The proposed tariff hike at Delhi’s Indira Gandhi International Airport (IGIA) is expected to increase domestic airfares by 1.5 to 2 percent, according to a senior official. The Delhi International Airport Ltd (DIAL), which operates IGIA, has put forward a plan to introduce different user fees based on travel class and time of travel, distinguishing between peak and off-peak hours. The airport currently has the capacity to handle around 109 million passengers annually.
DIAL CEO Videh Kumar Jaipuriar on Wednesday (February 26) said that the Yield Per Passenger (YPP) will rise from the current Rs 145 to Rs 370 once the higher tariffs are approved. The YPP, which includes airline and passenger charges, will see a 140 percent increase compared to 2006 levels when the GMR Group-led consortium took over the airport.
He explained that, as per the Airport Economic Regulatory Authority (AERA) recommendations, 70 percent of the YPP should be attributed to passenger charges and 30 percent to airline charges, whereas currently, airline charges account for 68 percent and passenger charges for 32 percent.
Jaipuriar clarified that with the revised tariffs, domestic airfares are likely to increase by 1.5 to 2 percent on average, while international fares will see a rise of less than 1 percent. The tariff proposal, which is currently under review, has been submitted to AERA for approval for the period from April 1, 2024, to March 31, 2029. At present, passengers pay a User Development Fee (UDF) of around Rs 77.
Comparing YPP figures across airports, Jaipuriar pointed out that the amount stands at Rs 478 in Bangalore, Rs 533 in Chennai, and Rs 637 in Kolkata. Internationally, the YPP is significantly higher, with Heathrow Airport in London at Rs 3,100, Schiphol in Amsterdam at Rs 1,507, Hong Kong at Rs 946, and Paris at Rs 1,770. He noted that these values fluctuate based on exchange rates.
Currently, around 44 planes remain grounded at Delhi airport. DIAL is working on enhancing its facilities across its three terminals—T1, T2, and T3—which handle approximately 1,300 flights daily.
Delhi Airport’s T2 to be closed for 4-5 months
As part of infrastructure upgrades, T2 will be temporarily closed for four to five months starting in April, while the Instrument Landing System (ILS) at one of the runways will be improved to enhance low-visibility landing capabilities.
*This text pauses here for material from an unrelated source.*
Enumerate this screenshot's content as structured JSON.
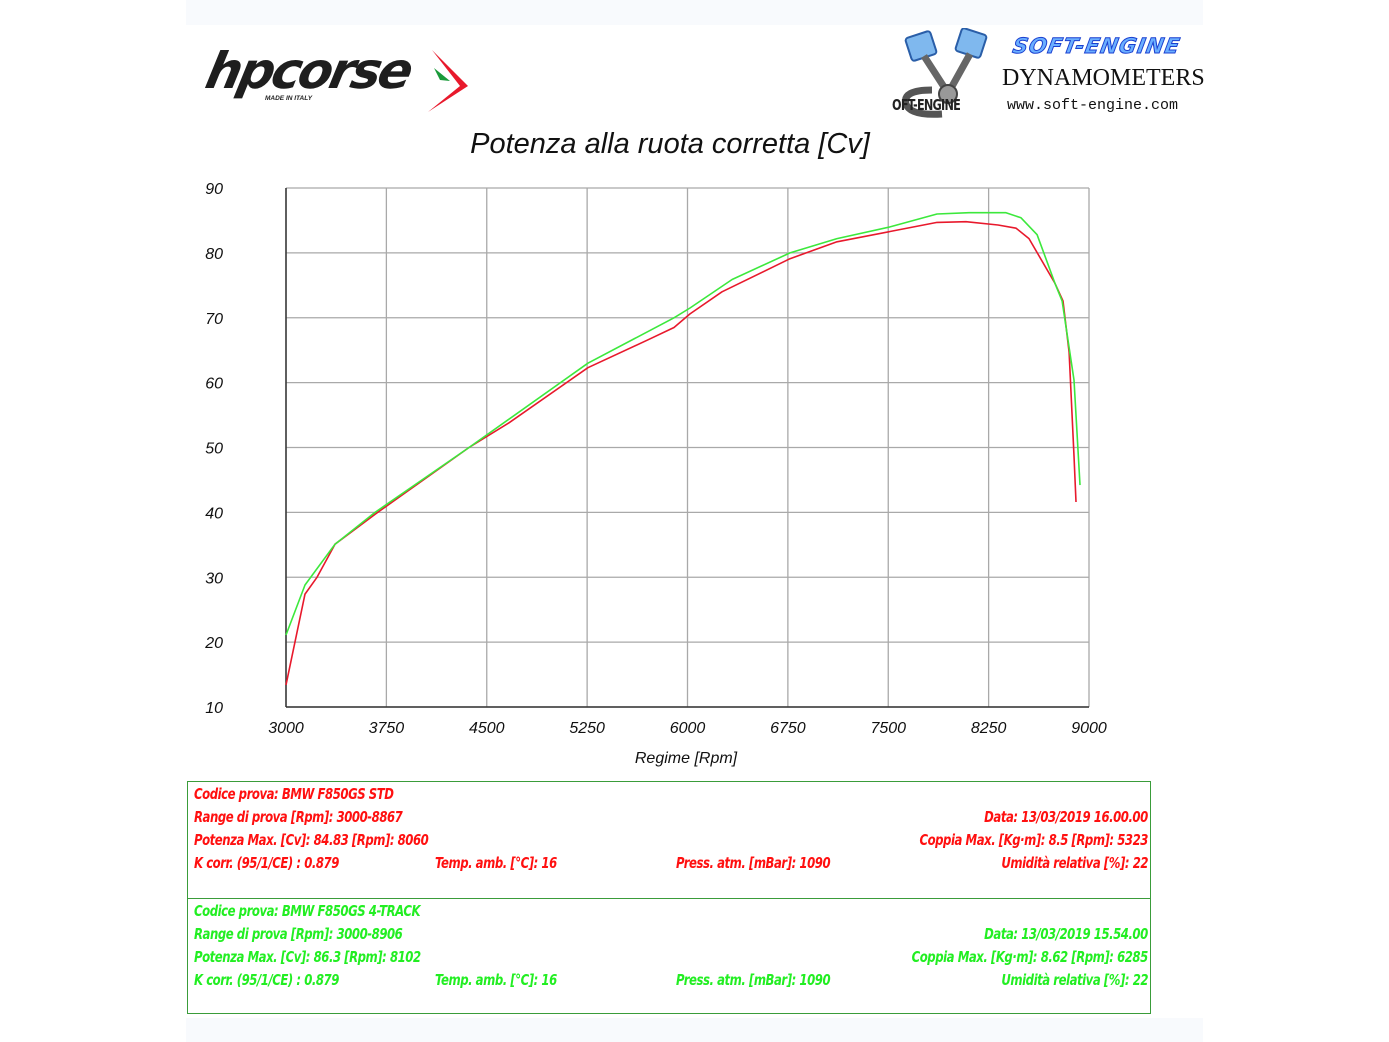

During this period, the affected runway will be non-operational, and before T2’s closure, the renovated section of T1 will be made operational. Additionally, a part of T3 will be converted for international operations.
Jaipuriar emphasised DIAL’s commitment to investing in passenger experience, stating that since taking over the airport in 2006, the company has invested Rs 30,000 crore. It has also contributed Rs 25,000 crore in revenue sharing with the Airports Authority of India (AAI) and paid Rs 192 crore in dividends. Despite these investments, DIAL’s accumulated losses stood at Rs 2,900 crore as of December 2024.
The Association of Private Airport Operators (APAO) has expressed support for DIAL’s proposed variable tariff model, calling it a globally recognised approach that balances affordability and financial sustainability. APAO highlighted that the class-based UDF structure and peak/off-peak pricing create a fair and efficient pricing mechanism.
The association also noted that a balanced distribution of UDF between arriving and departing passengers ensures equitable cost-sharing while competitive landing and parking fees help maintain operational efficiency and cost-effectiveness.